Continuing Resolutions Secures Troops 3.1% Pay Raise in 2020
In addition to this pay raise, troops are also expected to see a general increase in BAH rates as well. Across all services, BAH rates should increase between 3.4% and 3.9% generally. Rates will vary by location. Service members should check their specific BAH rates.
Continuing Resolution Funds Government Again
The most recent continuing resolution is the latest in a series of stop-gap measures designed to keep the government running. This funding bill runs out on December 20, which might result in another government shutdown.
Lawmakers have continued to negotiate 12 spending bills to fund the fiscal year 2020. Included in this omnibus spending package are additional funds for Trump’s border wall and a proposed 2020 pay increase for federal workers.
Negotiations over these spending bills are competing for time with Trump’s ongoing impeachment inquiry, as well as a renegotiated trade deal with Mexico and Canada. This is in addition to the normal volume of bills and resolutions that Congress considers daily.
Should these funding packages fail to pass the Senate, House or be signed by Trump, the US government could face another shutdown. Legislators narrowly avoided another government shutdown in August 2019 when they negotiated a spending bill to continue operating.
The last, and longest ever, government shutdown occurred between December 21, 2018 and January 25, 2019. Congress and the president failed to agree to a funding bill by the deadline. Negotiations over funding of Trump’s border wall with Mexico were cited as a key reason for this shutdown.
As a result of the 2018-2019 shutdown, many federal employees and contractors were furloughed. Many continued to report for work even without receiving paychecks. Federal exempt workers received back pay; contract employees did not.
In addition, food stamps and other social support programs went without funding, impacting families. National parks saw natural and historic resources destroyed due to understaffing as a result of the shutdown.
Will a Shutdown Impact My Military Raise?
Short answer, no. Your pay raise is secured as part of the most recent continuing resolution passed by Trump and Congress in November 2019. However, your pay increase may be delayed should a shutdown occur.
Other agencies and operations associated with the Department of Defense, including the VA, should continue to operate as usual. Some decreased staffing may occur, with percentages of staff reporting for work varying by position and agency.
Troops serving in the Army, Navy, Air Force and Marines should expect to receive their regularly scheduled paychecks on time, albeit possibly without the anticipated 3.1% raise. Those serving in the Coast Guard may not receive paychecks. During the last government shutdown, the Coast Guard was the only branch of the military to remain on duty and unpaid.

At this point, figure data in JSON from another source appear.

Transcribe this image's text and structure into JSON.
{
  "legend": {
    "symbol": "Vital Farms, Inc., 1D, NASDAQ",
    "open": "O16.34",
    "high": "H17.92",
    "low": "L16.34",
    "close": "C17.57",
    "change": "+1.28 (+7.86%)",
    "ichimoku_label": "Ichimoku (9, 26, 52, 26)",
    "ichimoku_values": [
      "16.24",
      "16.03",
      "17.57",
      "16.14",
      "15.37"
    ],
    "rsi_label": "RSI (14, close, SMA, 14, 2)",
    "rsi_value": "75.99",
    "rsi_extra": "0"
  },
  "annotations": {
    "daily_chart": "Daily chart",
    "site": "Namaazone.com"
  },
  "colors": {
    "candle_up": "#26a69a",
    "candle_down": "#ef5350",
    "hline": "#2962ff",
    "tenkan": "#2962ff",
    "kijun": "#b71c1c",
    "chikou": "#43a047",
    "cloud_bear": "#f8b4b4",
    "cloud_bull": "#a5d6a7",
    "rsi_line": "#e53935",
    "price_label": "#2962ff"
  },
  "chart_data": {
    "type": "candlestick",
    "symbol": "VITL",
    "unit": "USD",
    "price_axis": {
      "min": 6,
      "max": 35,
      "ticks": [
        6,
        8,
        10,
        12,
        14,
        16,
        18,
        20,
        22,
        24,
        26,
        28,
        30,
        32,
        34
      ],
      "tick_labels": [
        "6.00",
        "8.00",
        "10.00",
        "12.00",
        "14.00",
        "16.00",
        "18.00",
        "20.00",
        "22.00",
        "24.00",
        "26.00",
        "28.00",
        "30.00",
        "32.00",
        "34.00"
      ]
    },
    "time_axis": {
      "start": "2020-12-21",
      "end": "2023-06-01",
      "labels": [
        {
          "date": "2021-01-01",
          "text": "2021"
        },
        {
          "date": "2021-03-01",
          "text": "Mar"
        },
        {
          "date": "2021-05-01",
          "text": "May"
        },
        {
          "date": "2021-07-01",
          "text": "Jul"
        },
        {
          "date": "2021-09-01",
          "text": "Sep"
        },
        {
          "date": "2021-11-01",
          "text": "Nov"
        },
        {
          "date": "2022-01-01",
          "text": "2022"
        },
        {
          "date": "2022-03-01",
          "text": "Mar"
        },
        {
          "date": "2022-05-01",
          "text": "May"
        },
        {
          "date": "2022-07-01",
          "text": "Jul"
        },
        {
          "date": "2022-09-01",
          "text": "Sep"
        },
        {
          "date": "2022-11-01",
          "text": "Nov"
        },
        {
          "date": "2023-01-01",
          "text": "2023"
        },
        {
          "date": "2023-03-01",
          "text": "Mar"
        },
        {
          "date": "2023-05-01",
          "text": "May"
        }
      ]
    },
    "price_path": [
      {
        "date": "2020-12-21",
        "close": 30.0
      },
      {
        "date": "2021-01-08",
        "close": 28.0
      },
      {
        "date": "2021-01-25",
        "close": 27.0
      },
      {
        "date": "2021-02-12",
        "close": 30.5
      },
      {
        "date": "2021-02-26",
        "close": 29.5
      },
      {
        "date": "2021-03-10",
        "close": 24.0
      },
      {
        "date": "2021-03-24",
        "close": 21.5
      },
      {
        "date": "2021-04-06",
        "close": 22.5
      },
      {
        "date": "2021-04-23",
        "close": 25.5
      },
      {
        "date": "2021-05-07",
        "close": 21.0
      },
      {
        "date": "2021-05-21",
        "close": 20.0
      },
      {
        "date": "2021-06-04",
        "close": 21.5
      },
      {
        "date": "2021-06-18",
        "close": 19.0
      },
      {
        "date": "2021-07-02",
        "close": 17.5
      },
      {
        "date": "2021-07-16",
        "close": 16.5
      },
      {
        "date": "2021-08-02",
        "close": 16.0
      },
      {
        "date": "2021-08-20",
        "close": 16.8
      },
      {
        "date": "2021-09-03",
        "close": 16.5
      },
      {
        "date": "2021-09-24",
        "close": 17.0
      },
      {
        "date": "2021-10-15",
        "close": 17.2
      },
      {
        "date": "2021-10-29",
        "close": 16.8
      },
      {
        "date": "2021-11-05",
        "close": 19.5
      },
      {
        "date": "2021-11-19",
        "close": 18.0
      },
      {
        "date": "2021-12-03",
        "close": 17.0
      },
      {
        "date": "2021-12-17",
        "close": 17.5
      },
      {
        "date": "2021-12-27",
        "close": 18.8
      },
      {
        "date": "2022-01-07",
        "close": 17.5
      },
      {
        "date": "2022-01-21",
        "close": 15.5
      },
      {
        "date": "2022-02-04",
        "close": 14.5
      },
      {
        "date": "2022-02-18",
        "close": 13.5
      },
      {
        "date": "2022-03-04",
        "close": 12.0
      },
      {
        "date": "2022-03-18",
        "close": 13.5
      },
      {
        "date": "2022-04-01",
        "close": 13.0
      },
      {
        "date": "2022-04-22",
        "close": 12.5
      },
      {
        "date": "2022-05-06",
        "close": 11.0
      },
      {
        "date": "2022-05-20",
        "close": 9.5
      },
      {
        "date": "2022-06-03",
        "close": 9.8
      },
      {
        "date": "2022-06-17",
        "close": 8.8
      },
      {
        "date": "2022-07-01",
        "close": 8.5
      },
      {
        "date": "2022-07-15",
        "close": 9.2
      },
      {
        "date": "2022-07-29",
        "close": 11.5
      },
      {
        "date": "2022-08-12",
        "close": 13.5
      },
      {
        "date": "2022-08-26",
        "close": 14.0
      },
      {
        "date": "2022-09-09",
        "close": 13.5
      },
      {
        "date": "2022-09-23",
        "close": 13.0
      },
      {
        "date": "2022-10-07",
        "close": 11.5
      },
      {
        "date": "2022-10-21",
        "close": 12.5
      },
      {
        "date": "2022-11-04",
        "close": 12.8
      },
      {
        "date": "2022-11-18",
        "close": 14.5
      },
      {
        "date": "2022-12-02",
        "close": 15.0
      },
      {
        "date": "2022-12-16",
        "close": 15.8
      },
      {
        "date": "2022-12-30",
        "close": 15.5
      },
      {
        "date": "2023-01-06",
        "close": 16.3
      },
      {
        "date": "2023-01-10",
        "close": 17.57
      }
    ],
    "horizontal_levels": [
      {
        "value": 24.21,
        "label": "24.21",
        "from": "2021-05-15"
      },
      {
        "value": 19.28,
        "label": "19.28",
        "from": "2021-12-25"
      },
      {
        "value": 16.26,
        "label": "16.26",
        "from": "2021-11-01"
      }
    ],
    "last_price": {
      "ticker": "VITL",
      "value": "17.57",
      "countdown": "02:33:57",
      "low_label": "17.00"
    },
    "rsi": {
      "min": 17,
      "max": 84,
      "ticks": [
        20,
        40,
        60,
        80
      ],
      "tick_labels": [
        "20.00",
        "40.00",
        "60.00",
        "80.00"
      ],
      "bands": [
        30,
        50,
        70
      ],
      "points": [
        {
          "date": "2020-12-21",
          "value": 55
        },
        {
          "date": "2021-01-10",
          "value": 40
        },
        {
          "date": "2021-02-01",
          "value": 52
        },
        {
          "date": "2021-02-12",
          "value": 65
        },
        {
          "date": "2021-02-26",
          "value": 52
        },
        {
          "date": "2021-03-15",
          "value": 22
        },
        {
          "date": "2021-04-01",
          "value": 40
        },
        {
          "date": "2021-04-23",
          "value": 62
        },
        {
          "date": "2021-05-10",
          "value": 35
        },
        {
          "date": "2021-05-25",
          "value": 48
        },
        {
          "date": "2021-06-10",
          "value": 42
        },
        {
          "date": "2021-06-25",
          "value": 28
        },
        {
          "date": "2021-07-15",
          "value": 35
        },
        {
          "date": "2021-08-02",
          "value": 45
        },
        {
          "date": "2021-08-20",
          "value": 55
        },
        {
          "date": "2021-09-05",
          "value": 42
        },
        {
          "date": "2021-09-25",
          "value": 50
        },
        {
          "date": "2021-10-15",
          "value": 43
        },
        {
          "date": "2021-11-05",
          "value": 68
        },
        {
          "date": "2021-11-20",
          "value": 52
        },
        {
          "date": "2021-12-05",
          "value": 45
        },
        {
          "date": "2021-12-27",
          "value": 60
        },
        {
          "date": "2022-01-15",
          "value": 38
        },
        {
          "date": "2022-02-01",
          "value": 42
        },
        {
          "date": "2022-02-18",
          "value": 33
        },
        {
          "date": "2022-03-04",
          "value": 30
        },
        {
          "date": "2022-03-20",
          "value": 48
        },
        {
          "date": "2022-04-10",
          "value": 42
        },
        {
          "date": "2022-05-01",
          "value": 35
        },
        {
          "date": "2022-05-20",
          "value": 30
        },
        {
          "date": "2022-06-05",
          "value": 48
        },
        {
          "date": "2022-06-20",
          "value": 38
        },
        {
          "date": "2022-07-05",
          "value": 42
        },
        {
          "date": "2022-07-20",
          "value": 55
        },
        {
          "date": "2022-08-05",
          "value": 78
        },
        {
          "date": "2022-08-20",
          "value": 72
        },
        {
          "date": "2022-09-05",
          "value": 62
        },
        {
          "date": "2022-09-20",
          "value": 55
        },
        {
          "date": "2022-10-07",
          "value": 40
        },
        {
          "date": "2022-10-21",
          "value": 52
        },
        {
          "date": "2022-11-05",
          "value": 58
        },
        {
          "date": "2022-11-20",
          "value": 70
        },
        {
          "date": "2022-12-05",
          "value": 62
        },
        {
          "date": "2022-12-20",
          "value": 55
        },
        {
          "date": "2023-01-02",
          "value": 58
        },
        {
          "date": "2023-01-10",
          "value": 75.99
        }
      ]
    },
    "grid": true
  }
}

In addition, other services related to military life have a high likelihood of being negatively impacted by pending government shutdown:
- CDCs: closing is a base-by-base decision
- Commissaries: remain open OCONUS, in remote areas; scheduled closing stateside to ensure perishables are sold safely
- Furloughs: some federal employees will be placed in a non-work, non-pay status during a shutdown
- Healthcare: some appointments and elective procedures may be rescheduled
- PCS & TDY: orders to move to a new duty station or assume temporary duties may be canceled or paused due to funding
- Death gratuities: families of troops killed during a furlough would not receive the $100,000 death benefit, military-funded travel arrangements for funerals
Military families should consider how their lives, and paychecks, might be impacted by a government shutdown and prepare accordingly.